Por Roberto Malvezzi (Gogó)
É época de São João, quando o Nordeste se torna mágico. As festas juninas por aqui têm o sabor das festas natalinas em outras regiões do país. Época de comer, brincar de quadrilhas e forró, celebrar, reencontrar a família, experimentar a gratuidade da vida.
Este ano ficou diferente. O Nordeste ficou de luto pelas cidades arrasadas pelas águas em Pernambuco e Alagoas. Algumas pessoas me escreveram perguntando: como se explica o que está acontecendo?
Dou três fatores para entendermos um pouco o que acontece.
Primeiro, a ilusão alimentada pela indústria da seca que “no Nordeste não chove”. Terrível inverdade. Poucos sabem que o açude Castanhão, no Ceará, com capacidade de armazenar quase sete bilhões de metros cúbicos de água, foi construído exatamente para aliviar as enchentes diluvianas dos rios Salgado e Jaguaribe. A música “Súplica Cearense”, quando um sertanejo implora a Deus para parar de chover, feita ainda em meados do século passado, ilustra essa dimensão pouco realçada do Nordeste.
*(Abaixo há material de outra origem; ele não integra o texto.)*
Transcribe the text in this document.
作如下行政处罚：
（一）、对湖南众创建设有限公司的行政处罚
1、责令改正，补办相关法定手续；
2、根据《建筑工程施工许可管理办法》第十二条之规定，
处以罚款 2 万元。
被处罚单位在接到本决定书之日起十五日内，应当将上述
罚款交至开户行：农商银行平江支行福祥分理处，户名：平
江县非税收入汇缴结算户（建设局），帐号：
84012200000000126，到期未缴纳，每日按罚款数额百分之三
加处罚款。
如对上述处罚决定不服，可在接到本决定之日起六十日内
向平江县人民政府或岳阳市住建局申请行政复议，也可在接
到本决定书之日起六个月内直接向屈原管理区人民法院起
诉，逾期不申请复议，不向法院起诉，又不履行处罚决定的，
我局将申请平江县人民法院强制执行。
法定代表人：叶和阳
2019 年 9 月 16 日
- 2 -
Em segundo, poucos dias atrás, tivemos na Câmara Nacional de Outorga de Recursos Hídricos, uma oficina para construir os critérios de outorga – licença para uso – das águas dos rios intermitentes do Nordeste. Tive a honra de participar como representante da sociedade civil entre mais de cinqüenta técnicos do governo. Nossa conclusão foi unívoca: “esses rios são importantes, mesmo que as águas passem por eles apenas uma semana no ano. Esses rios só podem receber outorga para usar a água para consumo humano e animal, jamais para lançamento de efluentes – todo tipo de esgoto -, pois não tem massa hídrica para diluir os efluentes durante o resto do ano”. Portanto, mesmo que intermitentes, as águas desses rios serão utilizada pelas populações durante o resto do ano, quando elas ficam armazenadas em açudes, barragens ou pequenos barreiros. Hoje as armazenamos também em cisternas para beber e produzir. Acontece que, em anos de chuvas muito intensas, muitas dessas barragens se rompem, intensificando os desastres que acontecem à jusante.
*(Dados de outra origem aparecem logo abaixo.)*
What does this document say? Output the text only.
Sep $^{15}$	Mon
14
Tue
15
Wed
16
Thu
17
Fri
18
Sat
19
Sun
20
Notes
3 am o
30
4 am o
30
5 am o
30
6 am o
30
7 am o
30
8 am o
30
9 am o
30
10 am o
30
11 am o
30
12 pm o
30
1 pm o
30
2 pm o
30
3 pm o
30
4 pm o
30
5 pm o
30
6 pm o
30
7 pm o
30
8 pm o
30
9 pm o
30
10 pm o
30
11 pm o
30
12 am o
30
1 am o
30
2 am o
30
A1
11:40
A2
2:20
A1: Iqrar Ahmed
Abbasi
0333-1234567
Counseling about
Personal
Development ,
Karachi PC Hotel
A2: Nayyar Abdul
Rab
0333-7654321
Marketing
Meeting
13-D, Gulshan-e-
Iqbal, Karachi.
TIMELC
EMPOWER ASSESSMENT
Terceiro, cito o especialista em clima Phillips Fearnside, americano que vive na Amazônia. Em evento promovido pela CNBB sobre as Mudanças Climáticas, ele nos apresentou dezoito possíveis cenários para o Nordeste. A maioria falava de aumento das temperaturas e dos períodos de estiagem. Entretanto, um deles falava em chuvas diluvianas para o Nordeste. Por ser o único a projetar esse cenário, foi eliminado.
Minha opinião – embora eu não seja técnico, mas vivo aqui e vejo a mudança empiricamente – é que deveria ser mantido. Com o aquecimento do Atlântico grandes volumes de água estão se evaporando, caminhando para o continente, estacionando sobre o Nordeste e produzindo chuvas incalculáveis, como os 230 milímetros em uma chuva em Uauá, sertão da Bahia, ou os 400 milímetros em três dias como essas chuvas sobre Alagoas e Pernambuco. Lembremo-nos ainda das chuvas torrenciais em 2008 sobre Piauí, Ceará e Maranhão. Portanto, os tais fenômenos extremos que nos falam os estudiosos do clima estão realmente já acontecendo.
Somemos esses fatores e teremos um pouco do entendimento do novo Nordeste e da tragédia pernambucoalagoana.